What makes this possible is that they seem to have built a framework, called the Open Application Delivery Platform (OADP), on top of which you deploy your apps. This framework limits the amount of functionality and abstracts most of the display and workflow logic away from the actual application and places it onto the bluepulse “runtime”. This consequently allows developers to deploy an application to a large number of devices, but obviously prevents any single application from taking advantage of any features that would be considered anything more than the “lowest common denominator”. So with that being said, developers now have a great platform for building basic information apps, like RSS readers, IM gateways and so on. But to Olivers point of the bluepulse platform being the “first category dominant players in mobile 2.0″, I have to emphatically disagree. bluepulse has admitted that their platform has to deal with MIDP1.0 phones gracefully, and thus is limited. As more MIDP1.0 phones move off the radar, its possible to update their platform to take advantage of features available across all handsets. I see bluepulse as being the first company to perfect mobile 1.0, with a platform that can move towards what we hope to be mobile 2.0.

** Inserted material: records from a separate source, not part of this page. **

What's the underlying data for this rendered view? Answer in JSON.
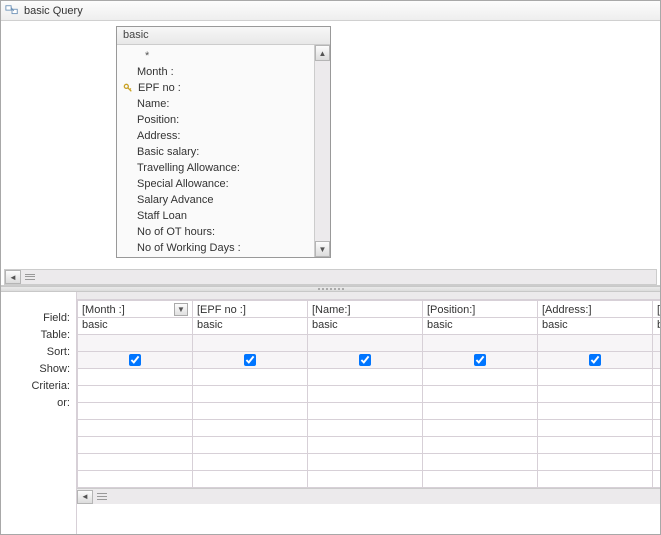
{
  "window": {
    "title": "basic Query"
  },
  "fieldlist": {
    "title": "basic",
    "items": [
      "*",
      "Month :",
      "EPF no :",
      "Name:",
      "Position:",
      "Address:",
      "Basic salary:",
      "Travelling Allowance:",
      "Special Allowance:",
      "Salary Advance",
      "Staff Loan",
      "No of OT hours:",
      "No of Working Days :"
    ],
    "key_index": 2
  },
  "grid": {
    "row_labels": [
      "Field:",
      "Table:",
      "Sort:",
      "Show:",
      "Criteria:",
      "or:"
    ],
    "columns": [
      {
        "field": "[Month :]",
        "table": "basic",
        "show": true,
        "active": true
      },
      {
        "field": "[EPF no :]",
        "table": "basic",
        "show": true,
        "active": false
      },
      {
        "field": "[Name:]",
        "table": "basic",
        "show": true,
        "active": false
      },
      {
        "field": "[Position:]",
        "table": "basic",
        "show": true,
        "active": false
      },
      {
        "field": "[Address:]",
        "table": "basic",
        "show": true,
        "active": false
      },
      {
        "field": "[",
        "table": "b",
        "show": true,
        "active": false
      }
    ]
  }
}
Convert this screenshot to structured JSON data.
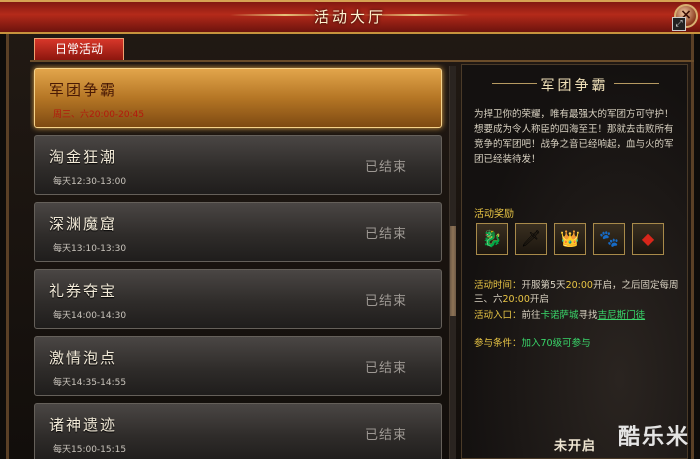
{
  "window": {
    "title": "活动大厅",
    "close_label": "×"
  },
  "tabs": [
    {
      "label": "日常活动"
    }
  ],
  "events": [
    {
      "name": "军团争霸",
      "time": "周三、六20:00-20:45",
      "status": ""
    },
    {
      "name": "淘金狂潮",
      "time": "每天12:30-13:00",
      "status": "已结束"
    },
    {
      "name": "深渊魔窟",
      "time": "每天13:10-13:30",
      "status": "已结束"
    },
    {
      "name": "礼券夺宝",
      "time": "每天14:00-14:30",
      "status": "已结束"
    },
    {
      "name": "激情泡点",
      "time": "每天14:35-14:55",
      "status": "已结束"
    },
    {
      "name": "诸神遗迹",
      "time": "每天15:00-15:15",
      "status": "已结束"
    }
  ],
  "detail": {
    "title": "军团争霸",
    "description": "为捍卫你的荣耀，唯有最强大的军团方可守护！想要成为令人称臣的四海至王！那就去击败所有竞争的军团吧！战争之音已经响起，血与火的军团已经装待发！",
    "reward_label": "活动奖励",
    "rewards": [
      {
        "icon": "dragon-armor-icon",
        "glyph": "🐉"
      },
      {
        "icon": "sword-icon",
        "glyph": "🗡"
      },
      {
        "icon": "crown-icon",
        "glyph": "👑"
      },
      {
        "icon": "pet-icon",
        "glyph": "🐾"
      },
      {
        "icon": "red-gem-icon",
        "glyph": "◆"
      }
    ],
    "time_label": "活动时间：",
    "time_text_a": "开服第5天",
    "time_hl_a": "20:00",
    "time_text_b": "开启，之后固定每周三、六",
    "time_hl_b": "20:00",
    "time_text_c": "开启",
    "entry_label": "活动入口：",
    "entry_text": "前往",
    "entry_link_a": "卡诺萨城",
    "entry_text_b": "寻找",
    "entry_link_b": "吉尼斯门徒",
    "cond_label": "参与条件：",
    "cond_value": "加入70级可参与",
    "button_label": "未开启"
  },
  "watermark": "酷乐米",
  "colors": {
    "accent_gold": "#e8c545",
    "link_green": "#39d66a",
    "title_red": "#b42a1a"
  }
}
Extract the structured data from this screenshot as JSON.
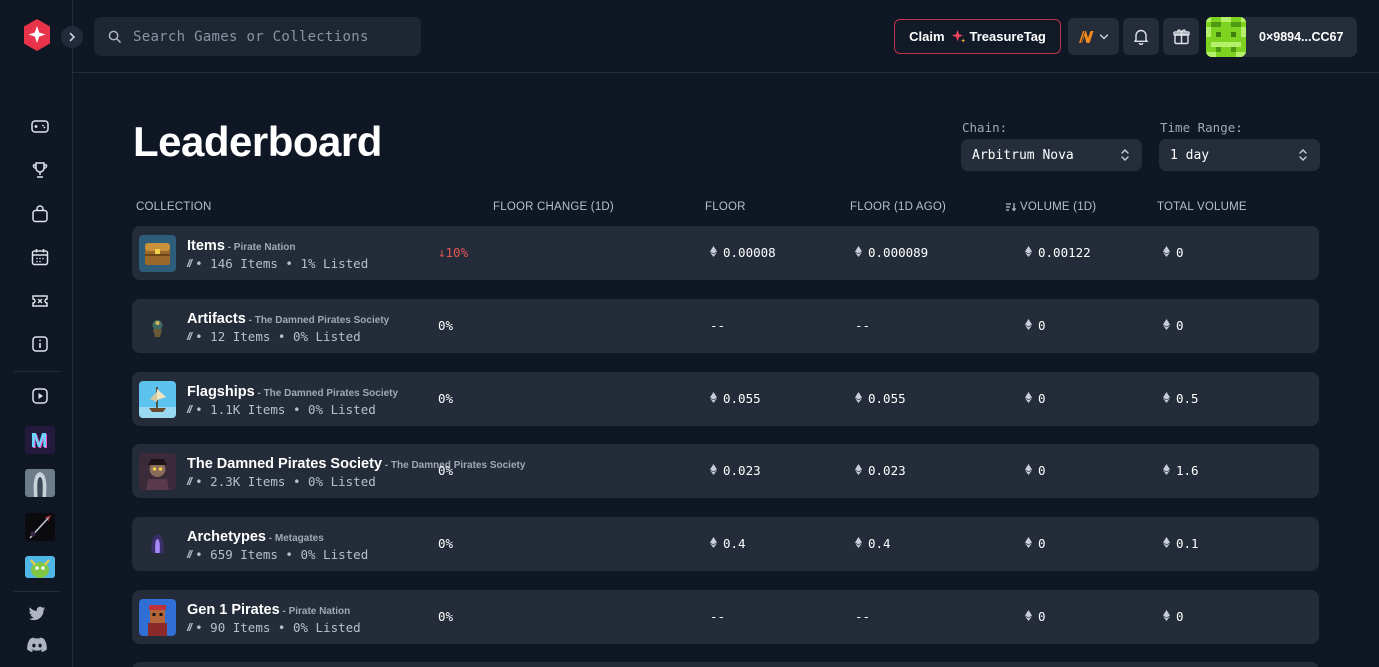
{
  "search": {
    "placeholder": "Search Games or Collections"
  },
  "header": {
    "claim_label_prefix": "Claim",
    "claim_label_suffix": "TreasureTag",
    "wallet_address": "0×9894...CC67"
  },
  "page": {
    "title": "Leaderboard"
  },
  "filters": {
    "chain_label": "Chain:",
    "chain_value": "Arbitrum Nova",
    "time_label": "Time Range:",
    "time_value": "1 day"
  },
  "columns": {
    "collection": "COLLECTION",
    "floor_change": "FLOOR CHANGE (1D)",
    "floor": "FLOOR",
    "floor_ago": "FLOOR (1D AGO)",
    "volume": "VOLUME (1D)",
    "total_volume": "TOTAL VOLUME"
  },
  "rows": [
    {
      "name": "Items",
      "sub": " - Pirate Nation",
      "meta": "• 146 Items • 1% Listed",
      "change": "↓10%",
      "floor": "0.00008",
      "floor_ago": "0.000089",
      "volume": "0.00122",
      "total": "0"
    },
    {
      "name": "Artifacts",
      "sub": " - The Damned Pirates Society",
      "meta": "• 12 Items • 0% Listed",
      "change": "0%",
      "floor": "--",
      "floor_ago": "--",
      "volume": "0",
      "total": "0"
    },
    {
      "name": "Flagships",
      "sub": " - The Damned Pirates Society",
      "meta": "• 1.1K Items • 0% Listed",
      "change": "0%",
      "floor": "0.055",
      "floor_ago": "0.055",
      "volume": "0",
      "total": "0.5"
    },
    {
      "name": "The Damned Pirates Society",
      "sub": " - The Damned Pirates Society",
      "meta": "• 2.3K Items • 0% Listed",
      "change": "0%",
      "floor": "0.023",
      "floor_ago": "0.023",
      "volume": "0",
      "total": "1.6"
    },
    {
      "name": "Archetypes",
      "sub": " - Metagates",
      "meta": "• 659 Items • 0% Listed",
      "change": "0%",
      "floor": "0.4",
      "floor_ago": "0.4",
      "volume": "0",
      "total": "0.1"
    },
    {
      "name": "Gen 1 Pirates",
      "sub": " - Pirate Nation",
      "meta": "• 90 Items • 0% Listed",
      "change": "0%",
      "floor": "--",
      "floor_ago": "--",
      "volume": "0",
      "total": "0"
    }
  ],
  "colors": {
    "accent": "#e8334a",
    "down": "#e35454",
    "background": "#0f1624",
    "row": "#252c39"
  }
}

The real barrier to mobile 2.0 isn’t software developers, its the operators, “standards” groups (Sun), and ultimately the consumers that are responsible for the fragmentation. As long as the market demands phones of such varying capabilities, operators will produce them, and companies like Sun will play a cat and mouse game of trying to force the operators to standardize, but ultimately will succumb and retroactively build development platforms that try to “more elegantly” handle the fragmentation. I wish there were a simple answer to this issue, but unfortunately I feel the battle of functionality and compatibility will always be fought.

The guys over at bluepluse have also done a great job about actively communicating with the community that supports, and criticizes them and they bring some great light to the debate. So be sure to check out their blog, and specifically the post, bluepulse strongly polarizes the mobile community.